Willie Williamson [Captain Nipper] SA1972.99.2
This cheerful music-hall song has a few more verses than Willie sang and they are added below. The song appeared in print around 1914 in a book entitled Shanties and Forebitters by Bessie (Mrs Clifford) Beckett, but it’s probably older. She possibly got it from her son who was a captain in the Royal Navy. As for Willie, he is not sure where he ‘picked it up’ and he never heard any name to it. Roud Index no. 10466.
On the fourteenth of November,’twas well that I remember
I nearly broke my dear old mother’s heart;
For I signed on with a skipper on a big four-masted clipper
For a voyage round the Horn and foreign parts.

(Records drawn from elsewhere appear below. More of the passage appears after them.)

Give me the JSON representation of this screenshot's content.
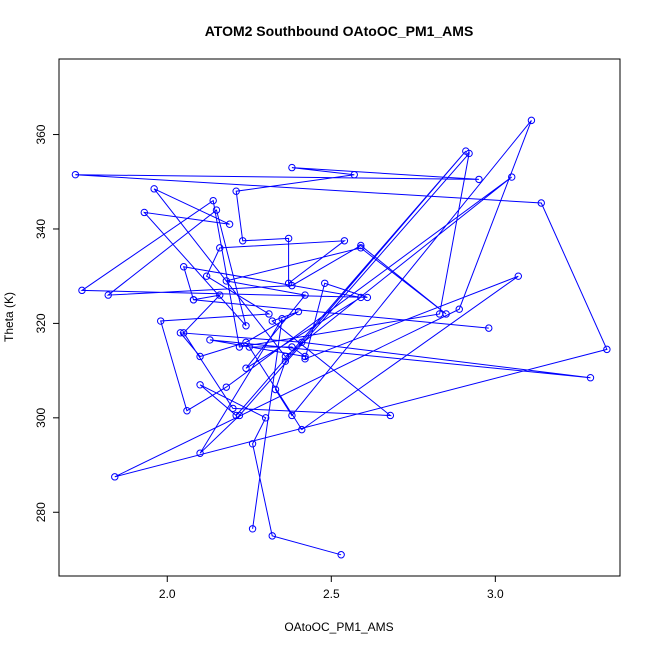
{
  "chart_data": {
    "type": "line",
    "title": "ATOM2 Southbound OAtoOC_PM1_AMS",
    "xlabel": "OAtoOC_PM1_AMS",
    "ylabel": "Theta (K)",
    "xlim": [
      1.67,
      3.38
    ],
    "ylim": [
      266.5,
      376.0
    ],
    "xticks": [
      2.0,
      2.5,
      3.0
    ],
    "yticks": [
      280,
      300,
      320,
      340,
      360
    ],
    "xtick_labels": [
      "2.0",
      "2.5",
      "3.0"
    ],
    "ytick_labels": [
      "280",
      "300",
      "320",
      "340",
      "360"
    ],
    "grid": false,
    "series_color": "#0000ff",
    "series": [
      {
        "marker": "open-circle",
        "x": [
          2.53,
          2.32,
          2.26,
          2.3,
          2.1,
          2.21,
          2.91,
          2.36,
          2.33,
          2.38,
          3.11,
          2.89,
          1.84,
          3.34,
          3.14,
          1.72,
          2.95,
          2.38,
          2.57,
          2.21,
          2.23,
          2.37,
          2.37,
          2.54,
          2.16,
          2.12,
          2.31,
          1.98,
          2.06,
          2.18,
          3.05,
          2.36,
          1.96,
          2.19,
          1.93,
          2.24,
          2.15,
          1.82,
          2.38,
          2.59,
          2.85,
          2.59,
          2.18,
          2.42,
          2.24,
          2.59,
          2.05,
          2.08,
          2.98,
          2.08,
          2.16,
          2.05,
          2.2,
          2.68,
          2.32,
          2.4,
          2.24,
          2.1,
          2.04,
          2.41,
          3.29,
          2.13,
          2.42,
          2.38,
          2.25,
          2.41,
          3.07,
          2.42,
          2.48,
          2.61,
          1.74,
          2.14,
          2.22,
          2.83,
          2.92,
          2.22,
          2.1,
          2.35,
          2.26
        ],
        "y": [
          271.0,
          275.0,
          294.5,
          300.0,
          307.0,
          300.5,
          356.5,
          312.0,
          306.0,
          300.5,
          363.0,
          323.0,
          287.5,
          314.5,
          345.5,
          351.5,
          350.5,
          353.0,
          351.5,
          348.0,
          337.5,
          338.0,
          328.5,
          337.5,
          336.0,
          330.0,
          322.0,
          320.5,
          301.5,
          306.5,
          351.0,
          313.0,
          348.5,
          341.0,
          343.5,
          319.5,
          344.0,
          326.0,
          328.0,
          336.5,
          322.0,
          336.0,
          329.0,
          326.0,
          310.5,
          325.5,
          332.0,
          325.0,
          319.0,
          325.0,
          326.0,
          318.0,
          302.0,
          300.5,
          320.5,
          322.5,
          316.0,
          313.0,
          318.0,
          316.0,
          308.5,
          316.5,
          313.0,
          315.0,
          315.0,
          297.5,
          330.0,
          312.5,
          328.5,
          325.5,
          327.0,
          346.0,
          315.0,
          322.0,
          356.0,
          300.5,
          292.5,
          321.0,
          276.5
        ]
      }
    ]
  }
}
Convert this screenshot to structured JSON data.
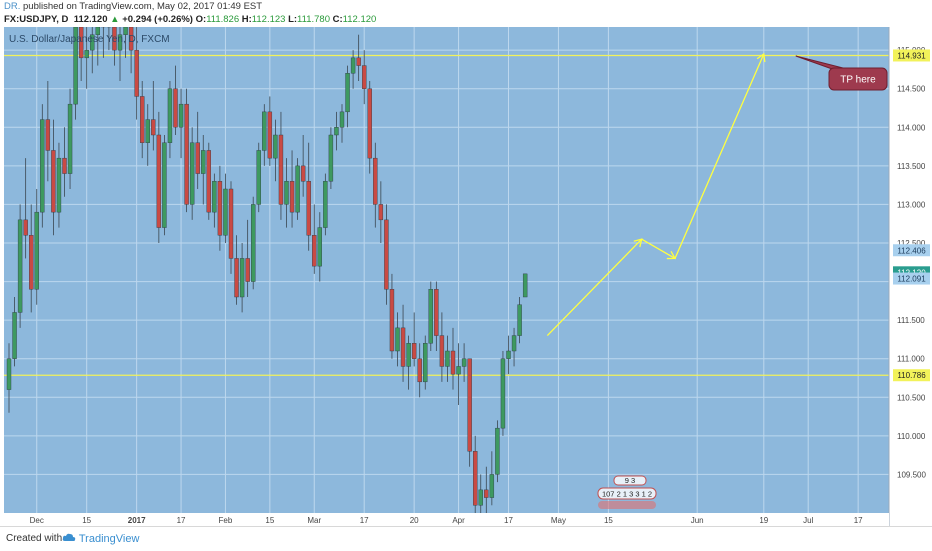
{
  "header": {
    "author": "DR.",
    "published": "published on TradingView.com, May 02, 2017 01:49 EST",
    "symbol": "FX:USDJPY, D",
    "last": "112.120",
    "change": "+0.294 (+0.26%)",
    "open_label": "O:",
    "open": "111.826",
    "high_label": "H:",
    "high": "112.123",
    "low_label": "L:",
    "low": "111.780",
    "close_label": "C:",
    "close": "112.120",
    "up_arrow": "▲"
  },
  "footer": {
    "created_with": "Created with",
    "brand": "TradingView"
  },
  "chart_data": {
    "type": "candlestick",
    "title": "U.S. Dollar/Japanese Yen, D, FXCM",
    "ylim": [
      109.0,
      115.3
    ],
    "y_ticks": [
      "109.500",
      "110.000",
      "110.500",
      "111.000",
      "111.500",
      "112.000",
      "112.500",
      "113.000",
      "113.500",
      "114.000",
      "114.500",
      "115.000"
    ],
    "x_ticks": [
      {
        "label": "Dec",
        "bar": 5
      },
      {
        "label": "15",
        "bar": 14
      },
      {
        "label": "2017",
        "bar": 23
      },
      {
        "label": "17",
        "bar": 31
      },
      {
        "label": "Feb",
        "bar": 39
      },
      {
        "label": "15",
        "bar": 47
      },
      {
        "label": "Mar",
        "bar": 55
      },
      {
        "label": "17",
        "bar": 64
      },
      {
        "label": "20",
        "bar": 73
      },
      {
        "label": "Apr",
        "bar": 81
      },
      {
        "label": "17",
        "bar": 90
      },
      {
        "label": "May",
        "bar": 99
      },
      {
        "label": "15",
        "bar": 108
      },
      {
        "label": "Jun",
        "bar": 124
      },
      {
        "label": "19",
        "bar": 136
      },
      {
        "label": "Jul",
        "bar": 144
      },
      {
        "label": "17",
        "bar": 153
      }
    ],
    "candles": [
      [
        110.6,
        111.2,
        110.3,
        111.0
      ],
      [
        111.0,
        111.8,
        110.9,
        111.6
      ],
      [
        111.6,
        113.0,
        111.4,
        112.8
      ],
      [
        112.8,
        113.6,
        112.3,
        112.6
      ],
      [
        112.6,
        113.0,
        111.6,
        111.9
      ],
      [
        111.9,
        113.2,
        111.7,
        112.9
      ],
      [
        112.9,
        114.3,
        112.7,
        114.1
      ],
      [
        114.1,
        114.6,
        113.3,
        113.7
      ],
      [
        113.7,
        114.1,
        112.6,
        112.9
      ],
      [
        112.9,
        113.8,
        112.7,
        113.6
      ],
      [
        113.6,
        114.0,
        113.1,
        113.4
      ],
      [
        113.4,
        114.5,
        113.2,
        114.3
      ],
      [
        114.3,
        115.5,
        114.1,
        115.3
      ],
      [
        115.3,
        115.6,
        114.6,
        114.9
      ],
      [
        114.9,
        115.3,
        114.5,
        115.0
      ],
      [
        115.0,
        115.4,
        114.7,
        115.2
      ],
      [
        115.2,
        115.5,
        114.8,
        115.3
      ],
      [
        115.3,
        115.6,
        114.9,
        115.4
      ],
      [
        115.4,
        115.6,
        115.0,
        115.3
      ],
      [
        115.3,
        115.5,
        114.8,
        115.0
      ],
      [
        115.0,
        115.4,
        114.6,
        115.2
      ],
      [
        115.2,
        115.5,
        114.9,
        115.3
      ],
      [
        115.3,
        115.4,
        114.7,
        115.0
      ],
      [
        115.0,
        115.3,
        114.1,
        114.4
      ],
      [
        114.4,
        114.6,
        113.6,
        113.8
      ],
      [
        113.8,
        114.3,
        113.5,
        114.1
      ],
      [
        114.1,
        114.6,
        113.7,
        113.9
      ],
      [
        113.9,
        114.2,
        112.5,
        112.7
      ],
      [
        112.7,
        113.9,
        112.6,
        113.8
      ],
      [
        113.8,
        114.6,
        113.6,
        114.5
      ],
      [
        114.5,
        114.8,
        113.9,
        114.0
      ],
      [
        114.0,
        114.5,
        113.6,
        114.3
      ],
      [
        114.3,
        114.5,
        112.9,
        113.0
      ],
      [
        113.0,
        114.0,
        112.8,
        113.8
      ],
      [
        113.8,
        114.2,
        113.2,
        113.4
      ],
      [
        113.4,
        113.9,
        113.0,
        113.7
      ],
      [
        113.7,
        113.8,
        112.8,
        112.9
      ],
      [
        112.9,
        113.4,
        112.7,
        113.3
      ],
      [
        113.3,
        113.5,
        112.4,
        112.6
      ],
      [
        112.6,
        113.4,
        112.5,
        113.2
      ],
      [
        113.2,
        113.3,
        112.1,
        112.3
      ],
      [
        112.3,
        112.6,
        111.7,
        111.8
      ],
      [
        111.8,
        112.5,
        111.6,
        112.3
      ],
      [
        112.3,
        112.8,
        111.8,
        112.0
      ],
      [
        112.0,
        113.1,
        111.9,
        113.0
      ],
      [
        113.0,
        113.8,
        112.9,
        113.7
      ],
      [
        113.7,
        114.3,
        113.5,
        114.2
      ],
      [
        114.2,
        114.4,
        113.5,
        113.6
      ],
      [
        113.6,
        114.1,
        113.3,
        113.9
      ],
      [
        113.9,
        114.2,
        112.8,
        113.0
      ],
      [
        113.0,
        113.6,
        112.7,
        113.3
      ],
      [
        113.3,
        113.7,
        112.7,
        112.9
      ],
      [
        112.9,
        113.6,
        112.8,
        113.5
      ],
      [
        113.5,
        113.9,
        113.1,
        113.3
      ],
      [
        113.3,
        113.8,
        112.4,
        112.6
      ],
      [
        112.6,
        113.0,
        112.1,
        112.2
      ],
      [
        112.2,
        112.9,
        112.0,
        112.7
      ],
      [
        112.7,
        113.4,
        112.6,
        113.3
      ],
      [
        113.3,
        114.0,
        113.2,
        113.9
      ],
      [
        113.9,
        114.2,
        113.7,
        114.0
      ],
      [
        114.0,
        114.3,
        113.8,
        114.2
      ],
      [
        114.2,
        114.8,
        114.0,
        114.7
      ],
      [
        114.7,
        115.0,
        114.5,
        114.9
      ],
      [
        114.9,
        115.2,
        114.6,
        114.8
      ],
      [
        114.8,
        115.0,
        114.3,
        114.5
      ],
      [
        114.5,
        114.6,
        113.4,
        113.6
      ],
      [
        113.6,
        113.8,
        112.7,
        113.0
      ],
      [
        113.0,
        113.3,
        112.5,
        112.8
      ],
      [
        112.8,
        113.0,
        111.7,
        111.9
      ],
      [
        111.9,
        112.1,
        111.0,
        111.1
      ],
      [
        111.1,
        111.6,
        110.9,
        111.4
      ],
      [
        111.4,
        111.7,
        110.7,
        110.9
      ],
      [
        110.9,
        111.3,
        110.6,
        111.2
      ],
      [
        111.2,
        111.6,
        110.9,
        111.0
      ],
      [
        111.0,
        111.2,
        110.5,
        110.7
      ],
      [
        110.7,
        111.3,
        110.6,
        111.2
      ],
      [
        111.2,
        112.0,
        111.1,
        111.9
      ],
      [
        111.9,
        112.0,
        111.1,
        111.3
      ],
      [
        111.3,
        111.6,
        110.7,
        110.9
      ],
      [
        110.9,
        111.3,
        110.7,
        111.1
      ],
      [
        111.1,
        111.4,
        110.6,
        110.8
      ],
      [
        110.8,
        111.2,
        110.4,
        110.9
      ],
      [
        110.9,
        111.2,
        110.7,
        111.0
      ],
      [
        111.0,
        111.0,
        109.6,
        109.8
      ],
      [
        109.8,
        110.0,
        108.9,
        109.1
      ],
      [
        109.1,
        109.5,
        108.8,
        109.3
      ],
      [
        109.3,
        109.6,
        109.0,
        109.2
      ],
      [
        109.2,
        109.8,
        109.1,
        109.5
      ],
      [
        109.5,
        110.2,
        109.4,
        110.1
      ],
      [
        110.1,
        111.1,
        110.0,
        111.0
      ],
      [
        111.0,
        111.3,
        110.8,
        111.1
      ],
      [
        111.1,
        111.4,
        110.9,
        111.3
      ],
      [
        111.3,
        111.8,
        111.2,
        111.7
      ],
      [
        111.8,
        112.1,
        111.8,
        112.1
      ]
    ],
    "projection": [
      {
        "bar": 97,
        "price": 111.3
      },
      {
        "bar": 114,
        "price": 112.55
      },
      {
        "bar": 120,
        "price": 112.3
      },
      {
        "bar": 136,
        "price": 114.95
      }
    ],
    "levels": [
      {
        "price": 114.931,
        "label": "114.931",
        "color": "#f2f25a"
      },
      {
        "price": 110.786,
        "label": "110.786",
        "color": "#f2f25a"
      }
    ],
    "price_markers": [
      {
        "price": 112.406,
        "label": "112.406",
        "bg": "#a8d0ee",
        "fg": "#1b3a5a"
      },
      {
        "price": 112.12,
        "label": "112.120",
        "bg": "#2a9d8f",
        "fg": "#ffffff"
      },
      {
        "price": 112.091,
        "label": "112.091",
        "bg": "#a8d0ee",
        "fg": "#1b3a5a"
      }
    ],
    "callout": {
      "text": "TP here"
    },
    "event_icons": {
      "row1": "9 3",
      "row2": "107 2 1 3 3 1 2"
    },
    "colors": {
      "background": "#8db8dc",
      "grid": "#bdd7ee",
      "up": "#3e9960",
      "down": "#c94a44",
      "projection": "#ffff40",
      "callout_bg": "#9e3a4e"
    }
  }
}
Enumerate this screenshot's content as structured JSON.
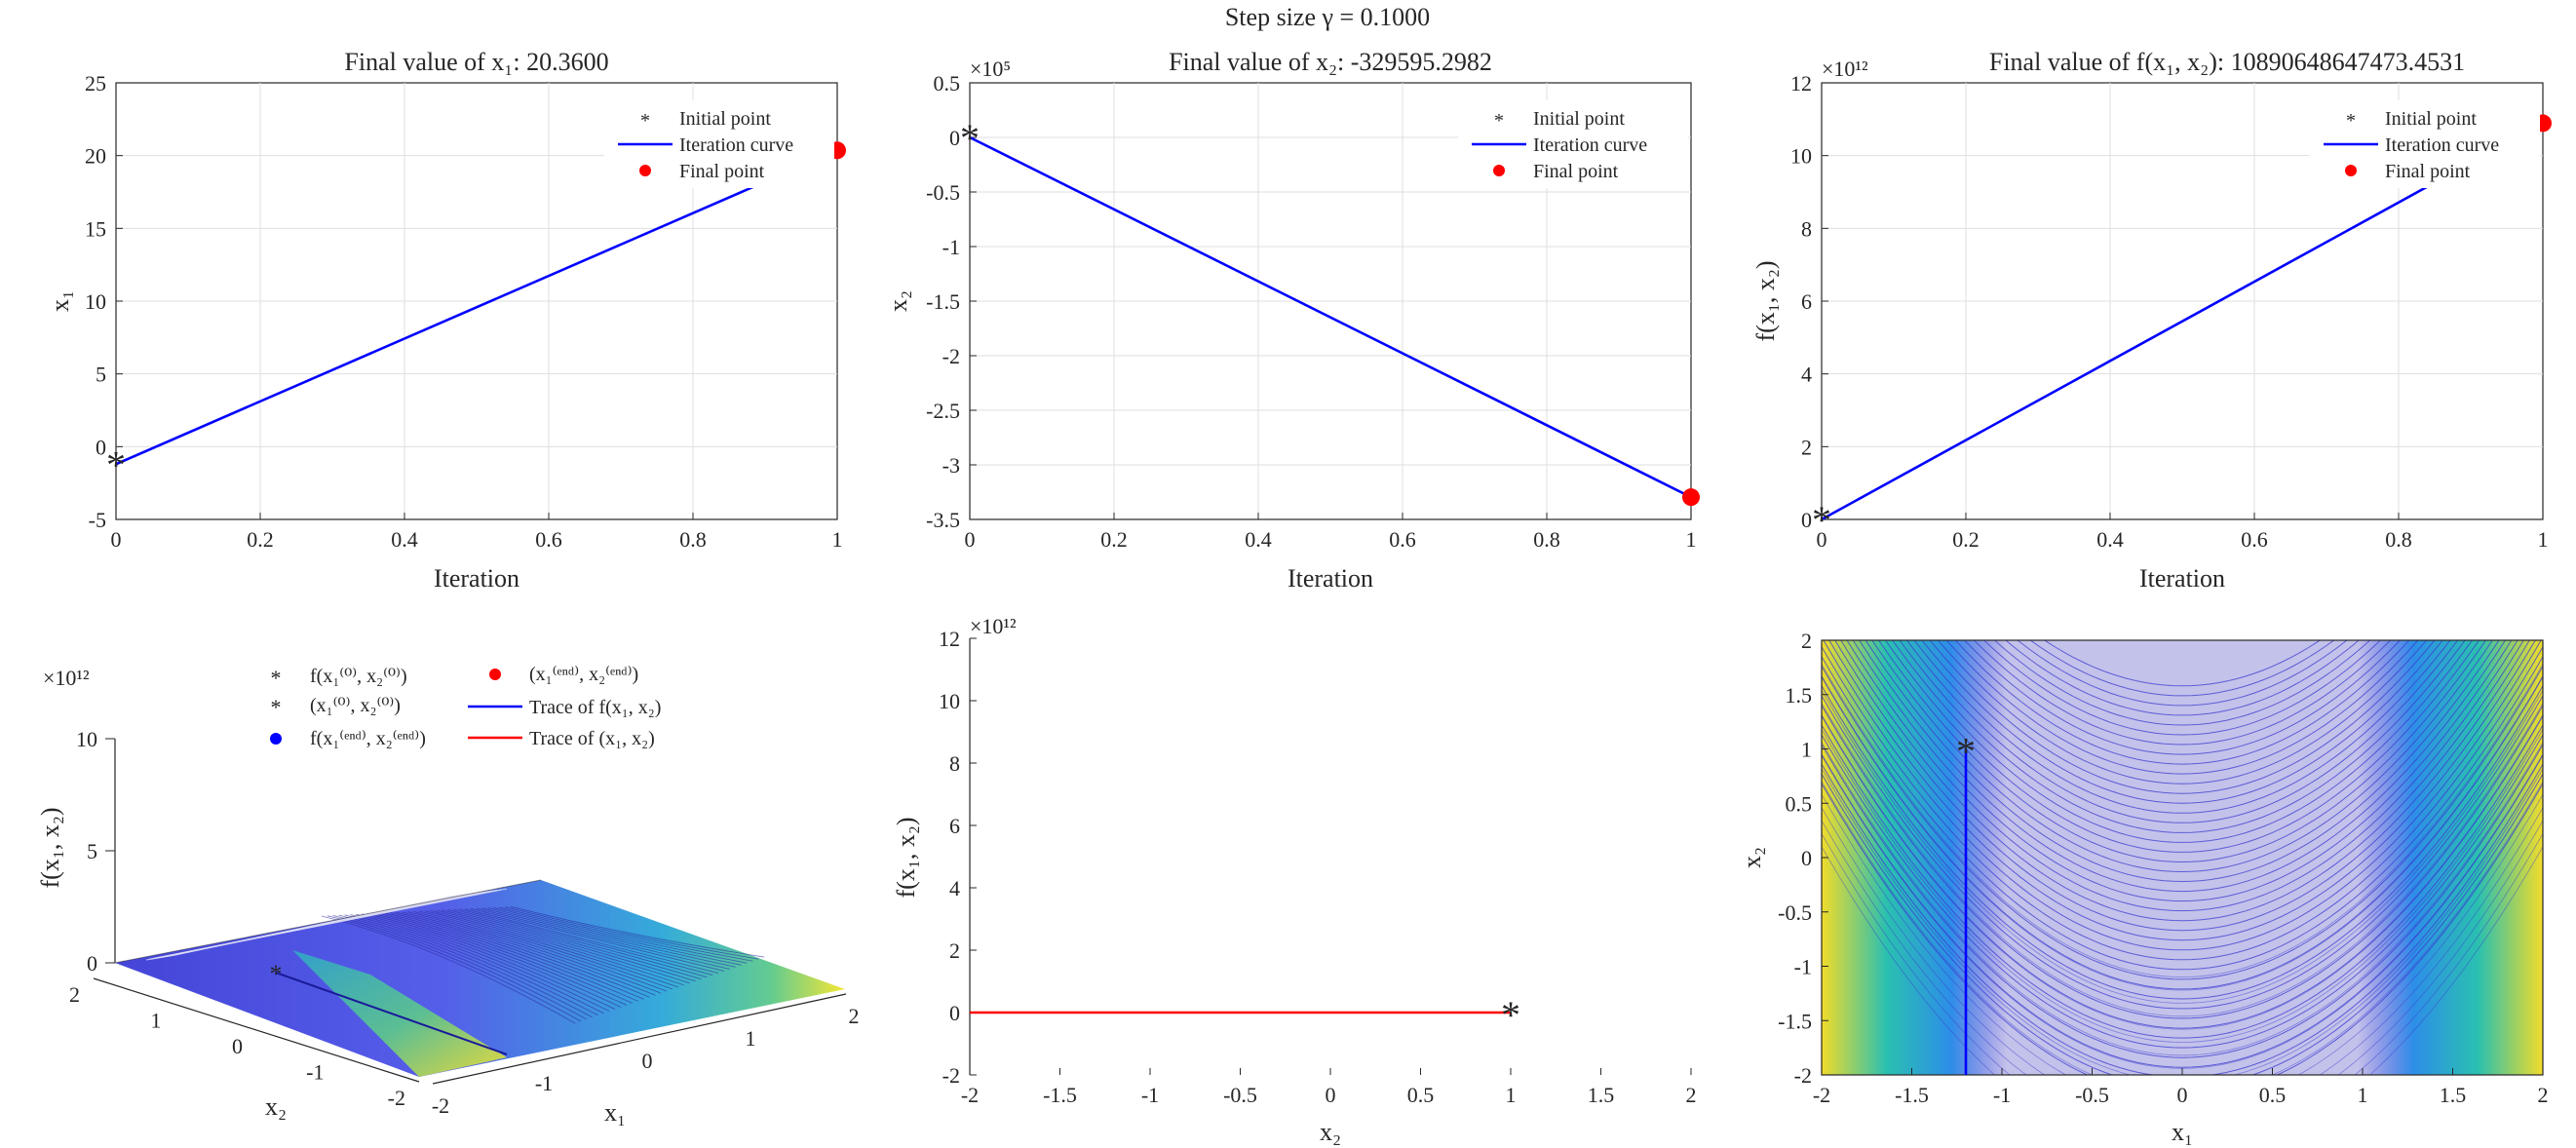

And the stormy winds did blow and the ship began to roll
And the devil of a hurricane it blew.
It nearly blew the stuffing out the good ship Ragamuffin
And we thought to the bottom she would go.
And then we weighed the anchor and we set a foresail spanker
And the pilot took us to the harbour mouth
For seven days we bore it, we were running dead before it
And the course we steered was neither north nor south
And the stormy winds did blow and the ship began to roll
And the devil of a hurricane it blew
It nearly blew the stuffing out the good ship Ragamuffin
And we thought to the bottom she would go
Extra verses:
We were outbound to Calcutta with a stock of Irish butter
And cigarettes and whisky in galore
Passengers we were twenty and heav’n knows that was plenty
For the good ship could carry no blinking more.
Then the captain came on deck and he said..”Blooming heck!”
And bade each man put on an oilskin coat
He said he’d come to a decision as we’d plenty of provisions
We was going to run a record voyage out.
But the sky turned very black [and] the winds began to crack
And our fore-jib-boom-t’gans’l carried away
So we pulled the helm hard over and we sailed back to Dover
And anchored in the Downs at break of day.